Más tarde familiares y amigos hallaron trabajo en empresas petroleras. Admiraba sus agotadoras travesías en lancha, carro o autobús. A veces en todos. Mi amigo Tony además abordaba un helicóptero para llegar a plataformas en las que pasaba días a la espera del primer petróleo, que hoy evoca muy caliente, humeante, «con olor a tierra profunda, a siglos sin luz». Trabajar en “la industria” era lo natural. Yo misma me postulé para un cargo, creo que en Lagoven, asuntos de una biblioteca. Hice un larguísimo examen escrito. Cuando me llamaron para la entrevista ya me había mudado a Caracas sin vuelta atrás.
Hoy me resulta curioso que el lago, de cerca maloliente y aterrador, para mí sigue asociado a cierta ensoñación y a un acervo gastronómico. Solía ir con amigos a Santa Rosa de Agua a tomar cerveza en un palafito con rocola. Al restaurante de una marina con los mejores camarones rebosados. Con mis padres a Cabeza de Toro o Puerto Cabello, para comer pescado frito y huevas de lisa. Y un poco más allá Gato Negro, una destartalada venta de carne en brasa donde buscábamos arepas de maíz pilado.
Nada me engolosinaba más que los hogares de amigos con vistas al agua, olor a salitre, luz de agosto. Recuerdo el comedor de los Antillano Armas, abierto a una inmensidad azul. El apartamento de mi profesor Víctor Fuenmayor, en una colina redonda. La casa de los Rincón, desde donde cada 24 de julio veíamos el desfile que conmemoraba la Batalla Naval del Lago y allí a veces el aún galán Gilberto Correa, primo de ellos. Recuerdo el último apartamento de Milagros Socorro antes de mudarse a la capital, con una terraza asomada a un lago encandilante desde el que perseguí lanchas, veleros, pescadores, tanqueros, aviones, gabarras y pájaros.
Desde mi casa, por donde mirase, se distinguía un trozo de lago y siempre el mechurrio de El Tablazo, desgracia que no apagan lluvia ni ventarrones. Le encontraba cierta belleza, sobre todo en noches en las que sus llamaradas competían con los perpetuos relámpagos del Catatumbo.
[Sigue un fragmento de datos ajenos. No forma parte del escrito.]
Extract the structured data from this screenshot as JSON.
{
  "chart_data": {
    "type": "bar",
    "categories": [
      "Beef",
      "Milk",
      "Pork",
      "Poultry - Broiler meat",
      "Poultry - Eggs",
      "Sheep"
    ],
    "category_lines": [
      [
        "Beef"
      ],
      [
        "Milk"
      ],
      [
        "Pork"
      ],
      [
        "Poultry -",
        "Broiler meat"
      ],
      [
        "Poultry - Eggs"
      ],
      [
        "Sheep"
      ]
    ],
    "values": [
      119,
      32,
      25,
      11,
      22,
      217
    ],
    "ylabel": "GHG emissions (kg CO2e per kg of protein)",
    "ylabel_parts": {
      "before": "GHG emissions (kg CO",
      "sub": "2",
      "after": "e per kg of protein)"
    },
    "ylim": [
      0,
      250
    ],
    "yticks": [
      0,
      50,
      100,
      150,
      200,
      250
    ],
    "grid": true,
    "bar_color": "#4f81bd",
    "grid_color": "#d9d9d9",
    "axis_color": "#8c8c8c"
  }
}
Mis cuitas con el petróleo tuvieron un episodio culminante con un brevísimo novio que me “cortó las patas” porque él se veía viviendo en un campo petrolero, con una esposa y muchos hijos, y no podía imaginarme a mí allí. Hizo bien. Tampoco yo me visualizaba en una felicidad de postal postmoderna. Por aquel entonces, cuando pensaba en lo peor que podía pasarme, cuando imaginaba el lugar más lastimero para terminar mis días, venían a mi mente un campo petrolero o un pueblito del Midwest americano. Hoy sé que viviría en Iowa, en Bachaquero jamás.
La «irritable meninge negra» de la que se supone subsistiría mi generación, la de mi hijo y muchas más, es casi una mala palabra, un incordio. Pariente perverso.
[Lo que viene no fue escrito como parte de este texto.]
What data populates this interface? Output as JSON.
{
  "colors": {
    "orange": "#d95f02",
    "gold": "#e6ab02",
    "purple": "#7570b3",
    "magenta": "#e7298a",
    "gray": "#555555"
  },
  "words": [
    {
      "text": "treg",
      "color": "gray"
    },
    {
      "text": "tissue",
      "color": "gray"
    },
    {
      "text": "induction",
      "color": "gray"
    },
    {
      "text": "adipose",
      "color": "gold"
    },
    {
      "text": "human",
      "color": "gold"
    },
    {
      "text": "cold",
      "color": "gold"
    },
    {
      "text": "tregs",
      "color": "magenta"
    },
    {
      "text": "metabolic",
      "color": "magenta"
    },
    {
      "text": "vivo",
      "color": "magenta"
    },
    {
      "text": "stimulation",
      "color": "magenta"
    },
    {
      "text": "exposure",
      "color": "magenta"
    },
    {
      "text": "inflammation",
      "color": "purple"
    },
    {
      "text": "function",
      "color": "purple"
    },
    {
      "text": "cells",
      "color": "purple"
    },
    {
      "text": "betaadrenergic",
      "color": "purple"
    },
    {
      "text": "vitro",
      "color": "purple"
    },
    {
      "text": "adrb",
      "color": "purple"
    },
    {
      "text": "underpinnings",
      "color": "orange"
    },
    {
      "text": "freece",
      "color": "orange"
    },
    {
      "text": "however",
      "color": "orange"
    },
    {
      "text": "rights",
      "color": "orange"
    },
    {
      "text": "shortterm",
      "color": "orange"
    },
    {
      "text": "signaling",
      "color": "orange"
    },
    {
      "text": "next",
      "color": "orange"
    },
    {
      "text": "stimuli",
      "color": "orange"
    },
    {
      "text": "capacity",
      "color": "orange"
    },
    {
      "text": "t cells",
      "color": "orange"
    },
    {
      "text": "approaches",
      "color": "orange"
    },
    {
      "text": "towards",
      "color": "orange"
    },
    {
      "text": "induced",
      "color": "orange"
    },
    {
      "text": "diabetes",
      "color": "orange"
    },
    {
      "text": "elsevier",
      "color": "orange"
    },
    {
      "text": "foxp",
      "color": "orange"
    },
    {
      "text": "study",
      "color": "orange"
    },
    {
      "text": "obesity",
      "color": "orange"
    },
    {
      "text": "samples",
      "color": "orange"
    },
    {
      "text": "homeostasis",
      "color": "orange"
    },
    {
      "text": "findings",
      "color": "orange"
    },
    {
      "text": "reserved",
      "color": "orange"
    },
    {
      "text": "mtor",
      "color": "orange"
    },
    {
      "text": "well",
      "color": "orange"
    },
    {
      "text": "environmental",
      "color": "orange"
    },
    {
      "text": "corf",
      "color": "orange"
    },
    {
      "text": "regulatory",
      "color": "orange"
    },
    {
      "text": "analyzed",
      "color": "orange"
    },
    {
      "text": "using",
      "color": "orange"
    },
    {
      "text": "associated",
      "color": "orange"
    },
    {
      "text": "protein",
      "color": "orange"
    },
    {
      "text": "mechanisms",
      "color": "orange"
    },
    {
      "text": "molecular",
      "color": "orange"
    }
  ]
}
Para mi mamá, que dice poquísimas groserías, sigue siendo un estimado insulto mandar a la gente a bañarse con petróleo.
De niña tenía una pesadilla recurrente: del lago se levantaba una ola oscura y colosal que avanzaba arropando la ciudad y que yo, con súper poderes mentales, conseguía detener justo antes de que llegara a mi ventana. Creía también que excavando en los patios podía hallar mene y que un día en los parques habría balancines como columpios.
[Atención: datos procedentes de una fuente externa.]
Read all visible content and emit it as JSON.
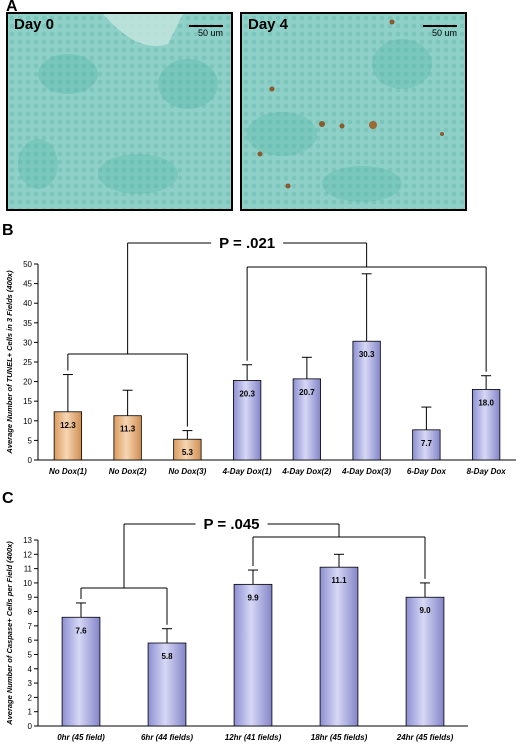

Muchos en el Zulia tuvimos un pequeño imaginario asociado al petróleo. Yo, además, una genealogía. La ilusión colectiva, lejos de materializarse, encarnó en la pupila de un cíclope que hoy impide vivir en paz, que no es prieto sino rojo. Que nos traga y destierra. Que es vergüenza y desesperanza post petrolera. Que hace caminar a mi madre, a punto de olvidar que alguna vez hubo automóviles en Maracaibo.